BNR: After 100 years, Romania returns to similar level of relative development against other countries
After a century, Romania has returned to the same level of relative growth against other countries, calculated as per capita Gross Domestic Product (GDP), purchasing power parity based, of 59 percent of the European Union average, compared with the 67-percent EU average in 1913, according to data presented by Valentin Lazea, chief economist of the National Bank of Romania (BNR). 2017-10-31 13:34:52
"The context of the last 100 years is the following: in 1913, smaller Romania, without Transylvania and Basarabia and the subsequently rejoining provinces, had a per capita GDP purchasing power parity based equivalent to 67 per cent of the then European average, according to Professor Murgescu, who published extensively on this subject," said Lazea, according to Agerpres.
"In 1938, the country lost a good part of this position. Romania still had 51 per cent of the European average, and in the years of communism, although attempts were made at forceful industrialisation by trying to modernise the economy, the GDP PPP-based dropped to 32 per cent, precisely because the communist economy has some inherent, fundamental flaws related to the non-promotion of innovation and the lack of entrepreneurship. In 2000, after the first ten years of transition, the indicator had dropped to 26 per cent of the European Union average. At the end of last year, in 2016, the per capita GDP PPP-based again reached 59 percent of the European Union average.

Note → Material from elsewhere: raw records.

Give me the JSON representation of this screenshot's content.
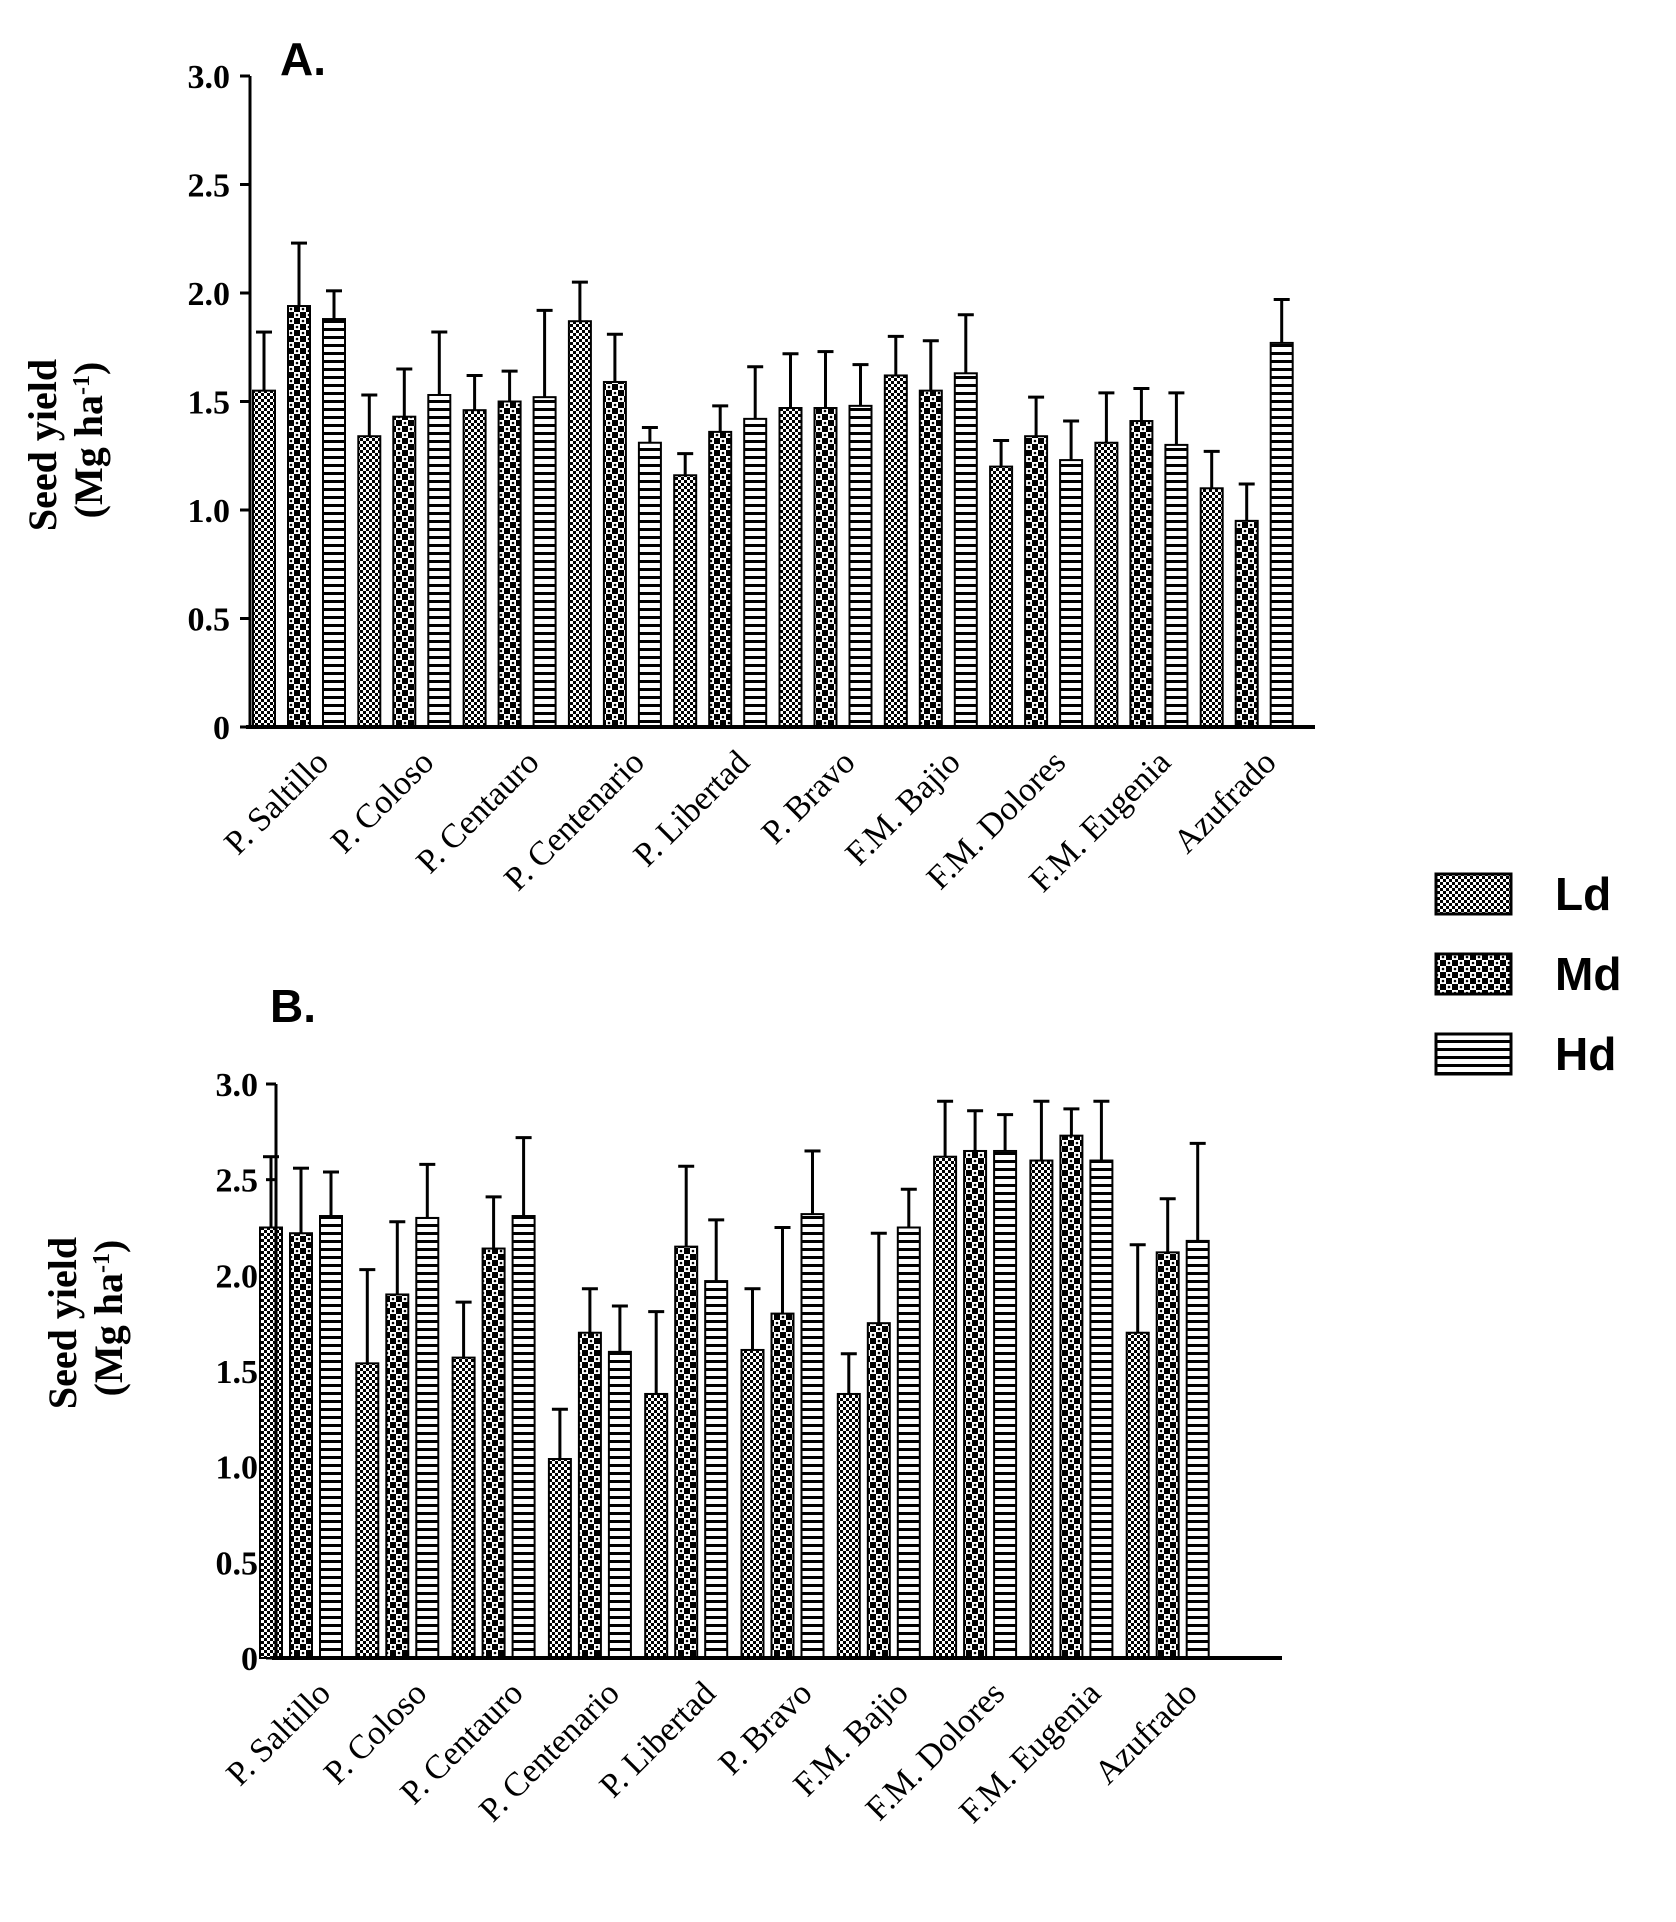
{
  "legend": [
    {
      "name": "Ld",
      "pattern": "fine-dots"
    },
    {
      "name": "Md",
      "pattern": "checker"
    },
    {
      "name": "Hd",
      "pattern": "horizontal-lines"
    }
  ],
  "colors": {
    "ink": "#000000",
    "background": "#ffffff"
  },
  "chart_data": [
    {
      "type": "bar",
      "panel_label": "A.",
      "ylabel_line1": "Seed yield",
      "ylabel_line2": "(Mg ha",
      "ylabel_sup": "-1",
      "ylabel_close": ")",
      "ylim": [
        0,
        3.0
      ],
      "yticks": [
        0,
        0.5,
        1.0,
        1.5,
        2.0,
        2.5,
        3.0
      ],
      "ytick_labels": [
        "0",
        "0.5",
        "1.0",
        "1.5",
        "2.0",
        "2.5",
        "3.0"
      ],
      "categories": [
        "P. Saltillo",
        "P. Coloso",
        "P. Centauro",
        "P. Centenario",
        "P. Libertad",
        "P. Bravo",
        "F.M. Bajio",
        "F.M. Dolores",
        "F.M. Eugenia",
        "Azufrado"
      ],
      "series": [
        {
          "name": "Ld",
          "values": [
            1.55,
            1.34,
            1.46,
            1.87,
            1.16,
            1.47,
            1.62,
            1.2,
            1.31,
            1.1
          ],
          "errors": [
            0.27,
            0.19,
            0.16,
            0.18,
            0.1,
            0.25,
            0.18,
            0.12,
            0.23,
            0.17
          ]
        },
        {
          "name": "Md",
          "values": [
            1.94,
            1.43,
            1.5,
            1.59,
            1.36,
            1.47,
            1.55,
            1.34,
            1.41,
            0.95
          ],
          "errors": [
            0.29,
            0.22,
            0.14,
            0.22,
            0.12,
            0.26,
            0.23,
            0.18,
            0.15,
            0.17
          ]
        },
        {
          "name": "Hd",
          "values": [
            1.88,
            1.53,
            1.52,
            1.31,
            1.42,
            1.48,
            1.63,
            1.23,
            1.3,
            1.77
          ],
          "errors": [
            0.13,
            0.29,
            0.4,
            0.07,
            0.24,
            0.19,
            0.27,
            0.18,
            0.24,
            0.2
          ]
        }
      ]
    },
    {
      "type": "bar",
      "panel_label": "B.",
      "ylabel_line1": "Seed yield",
      "ylabel_line2": "(Mg ha",
      "ylabel_sup": "-1",
      "ylabel_close": ")",
      "ylim": [
        0,
        3.0
      ],
      "yticks": [
        0,
        0.5,
        1.0,
        1.5,
        2.0,
        2.5,
        3.0
      ],
      "ytick_labels": [
        "0",
        "0.5",
        "1.0",
        "1.5",
        "2.0",
        "2.5",
        "3.0"
      ],
      "categories": [
        "P. Saltillo",
        "P. Coloso",
        "P. Centauro",
        "P. Centenario",
        "P. Libertad",
        "P. Bravo",
        "F.M. Bajio",
        "F.M. Dolores",
        "F.M. Eugenia",
        "Azufrado"
      ],
      "series": [
        {
          "name": "Ld",
          "values": [
            2.25,
            1.54,
            1.57,
            1.04,
            1.38,
            1.61,
            1.38,
            2.62,
            2.6,
            1.7
          ],
          "errors": [
            0.37,
            0.49,
            0.29,
            0.26,
            0.43,
            0.32,
            0.21,
            0.29,
            0.31,
            0.46
          ]
        },
        {
          "name": "Md",
          "values": [
            2.22,
            1.9,
            2.14,
            1.7,
            2.15,
            1.8,
            1.75,
            2.65,
            2.73,
            2.12
          ],
          "errors": [
            0.34,
            0.38,
            0.27,
            0.23,
            0.42,
            0.45,
            0.47,
            0.21,
            0.14,
            0.28
          ]
        },
        {
          "name": "Hd",
          "values": [
            2.31,
            2.3,
            2.31,
            1.6,
            1.97,
            2.32,
            2.25,
            2.65,
            2.6,
            2.18
          ],
          "errors": [
            0.23,
            0.28,
            0.41,
            0.24,
            0.32,
            0.33,
            0.2,
            0.19,
            0.31,
            0.51
          ]
        }
      ]
    }
  ]
}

We can say that after a century, Romania has returned to the same level of relative development against other countries," Lazea told the Foreign Investors Summit.
He argues that, if we look at the last 25 years, the years after the December 1989 Revolution, we can see some progress that is indisputable. Thus, the GDP has increased more than four times; inflation has fallen from almost 40 per cent to minus 0.6 per cent in 2015. Unemployment has been more or less constant, apart from a peak in 2000.